Results revealed that there was no significant difference between baclofen and placebo treatment in postural and gait instability with open and closed eyes (Orsnes, Sorensen, Larsen & Ravnborg 2000). Thus, they concluded that the effects of baclofen on gait in treatment of spacticity was not evident in their study
MS is a severe demyelization disease that has numerous effects on the human body’s functional ability. In the research discussed it is evident that gait patterns in patients with MS are determined by the progression to the disease, rather then exercise and training. Research concluded that aerobic and aquatic training have little to no significance in the maintance of gait patterns in MS patients. Drug therapies have more side effects then benefits. For example, Orsnes, Sorensen, Larsen & Ravnborg 2000 found that nine patients reported side effects of fatigue dizziness, nausea, bad temper, diarrhea and more frequent urination. Also the study found that the drug had also little to no effect on maintance of gait patterns.
Furthermore, according to the research, destruction of myelin on the axons is thought to be due to the development of lesions in the central nervous system. Loss of myelin makes it difficult for people suffering from Multiple Sclerosis to perform control voluntary movement (gait). This is because the axon potentials that are transmitted from one neuron to another in a healthy individual are lacking the insulation of myelin, which then delays conduction.

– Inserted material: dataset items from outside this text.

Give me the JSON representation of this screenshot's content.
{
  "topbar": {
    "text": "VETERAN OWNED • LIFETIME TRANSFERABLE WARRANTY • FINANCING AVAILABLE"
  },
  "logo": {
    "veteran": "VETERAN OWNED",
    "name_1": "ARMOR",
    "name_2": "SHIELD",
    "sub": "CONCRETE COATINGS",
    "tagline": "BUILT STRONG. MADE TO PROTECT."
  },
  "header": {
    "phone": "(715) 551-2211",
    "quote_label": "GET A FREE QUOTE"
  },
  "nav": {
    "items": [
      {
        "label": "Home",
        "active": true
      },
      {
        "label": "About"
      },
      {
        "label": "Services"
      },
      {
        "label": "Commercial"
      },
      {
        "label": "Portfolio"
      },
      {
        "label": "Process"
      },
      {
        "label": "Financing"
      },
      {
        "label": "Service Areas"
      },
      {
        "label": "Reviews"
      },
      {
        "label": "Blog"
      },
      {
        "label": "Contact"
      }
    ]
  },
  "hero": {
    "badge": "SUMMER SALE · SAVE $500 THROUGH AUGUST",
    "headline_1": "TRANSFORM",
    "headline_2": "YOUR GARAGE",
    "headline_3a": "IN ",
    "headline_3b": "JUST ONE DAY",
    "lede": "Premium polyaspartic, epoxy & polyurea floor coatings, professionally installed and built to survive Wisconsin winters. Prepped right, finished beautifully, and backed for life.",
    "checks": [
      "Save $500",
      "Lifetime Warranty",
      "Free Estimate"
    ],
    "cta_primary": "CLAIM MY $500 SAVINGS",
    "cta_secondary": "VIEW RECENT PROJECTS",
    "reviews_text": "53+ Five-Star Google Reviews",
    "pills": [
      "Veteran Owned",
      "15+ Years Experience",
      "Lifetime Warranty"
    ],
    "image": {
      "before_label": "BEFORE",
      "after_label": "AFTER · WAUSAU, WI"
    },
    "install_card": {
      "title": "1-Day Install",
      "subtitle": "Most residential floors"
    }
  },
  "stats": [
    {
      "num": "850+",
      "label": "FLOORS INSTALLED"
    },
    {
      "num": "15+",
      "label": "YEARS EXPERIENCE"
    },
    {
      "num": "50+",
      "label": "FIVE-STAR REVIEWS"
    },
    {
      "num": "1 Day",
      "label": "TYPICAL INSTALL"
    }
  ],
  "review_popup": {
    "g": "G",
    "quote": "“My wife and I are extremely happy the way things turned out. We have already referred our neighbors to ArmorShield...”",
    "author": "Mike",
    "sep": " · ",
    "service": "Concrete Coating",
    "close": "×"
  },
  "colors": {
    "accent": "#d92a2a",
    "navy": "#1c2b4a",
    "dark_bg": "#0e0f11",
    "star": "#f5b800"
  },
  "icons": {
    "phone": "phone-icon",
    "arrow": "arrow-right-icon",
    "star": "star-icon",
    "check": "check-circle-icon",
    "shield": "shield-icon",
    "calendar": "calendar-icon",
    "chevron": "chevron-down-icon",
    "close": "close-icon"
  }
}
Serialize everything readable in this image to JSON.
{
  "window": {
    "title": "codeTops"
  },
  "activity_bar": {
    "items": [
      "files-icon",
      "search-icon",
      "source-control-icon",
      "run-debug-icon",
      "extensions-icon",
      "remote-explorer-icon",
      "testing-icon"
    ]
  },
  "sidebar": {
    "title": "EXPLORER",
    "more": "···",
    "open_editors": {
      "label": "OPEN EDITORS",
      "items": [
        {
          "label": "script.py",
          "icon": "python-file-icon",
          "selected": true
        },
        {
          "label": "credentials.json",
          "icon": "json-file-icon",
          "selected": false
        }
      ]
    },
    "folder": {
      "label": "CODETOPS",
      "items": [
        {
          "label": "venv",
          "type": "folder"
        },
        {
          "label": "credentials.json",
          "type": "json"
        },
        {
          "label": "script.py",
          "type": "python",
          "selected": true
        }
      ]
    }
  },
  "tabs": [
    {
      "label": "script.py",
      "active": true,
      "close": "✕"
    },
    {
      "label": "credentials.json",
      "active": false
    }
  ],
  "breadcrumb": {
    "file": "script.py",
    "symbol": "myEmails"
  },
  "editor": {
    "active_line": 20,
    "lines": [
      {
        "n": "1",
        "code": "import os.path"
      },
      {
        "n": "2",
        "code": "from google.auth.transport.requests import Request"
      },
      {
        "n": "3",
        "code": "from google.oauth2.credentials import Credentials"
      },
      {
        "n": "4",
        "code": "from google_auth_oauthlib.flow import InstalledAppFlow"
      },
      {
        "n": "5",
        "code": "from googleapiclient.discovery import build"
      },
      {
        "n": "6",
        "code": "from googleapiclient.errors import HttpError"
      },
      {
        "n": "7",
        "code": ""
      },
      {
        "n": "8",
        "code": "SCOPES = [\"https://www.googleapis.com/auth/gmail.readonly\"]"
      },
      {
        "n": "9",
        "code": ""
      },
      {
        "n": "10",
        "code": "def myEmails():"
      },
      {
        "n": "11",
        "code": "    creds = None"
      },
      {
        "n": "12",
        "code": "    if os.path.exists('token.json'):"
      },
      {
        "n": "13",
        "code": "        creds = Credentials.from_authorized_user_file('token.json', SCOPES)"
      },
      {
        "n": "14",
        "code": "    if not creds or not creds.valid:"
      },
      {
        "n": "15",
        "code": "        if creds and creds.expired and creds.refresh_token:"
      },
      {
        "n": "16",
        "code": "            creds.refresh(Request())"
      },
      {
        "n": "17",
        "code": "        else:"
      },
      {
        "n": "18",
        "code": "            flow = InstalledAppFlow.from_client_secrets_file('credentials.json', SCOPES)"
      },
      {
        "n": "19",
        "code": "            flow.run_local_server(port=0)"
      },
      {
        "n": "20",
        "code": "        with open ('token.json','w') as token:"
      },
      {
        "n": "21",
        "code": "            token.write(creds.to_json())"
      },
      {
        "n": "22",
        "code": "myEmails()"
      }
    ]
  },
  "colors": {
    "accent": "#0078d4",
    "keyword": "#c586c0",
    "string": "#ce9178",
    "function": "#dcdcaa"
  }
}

Impaired walking ability in spastic patients is probably caused by decrease voluntary force in the dorsiflexor muscles, increased passive stiffness of the ankle joint and increased threshold of the stretch reflexes along with impaired modulation of the H-reflex (Sinkjaer, Anderson & Nielsen 1996)
It is clear that further research must be conducted in order to find a cure or a form of inhabiting the onset of MS. Discovery of a medication that treats all symptoms and slows the progression of the disease internally to improve movement function would be ideal. For many sufferers of MS, the disease goes into remission frequently. With a drug that treats the disease as a whole would allow patients to be able to live symptom free live as well maintain there normal gait pattern.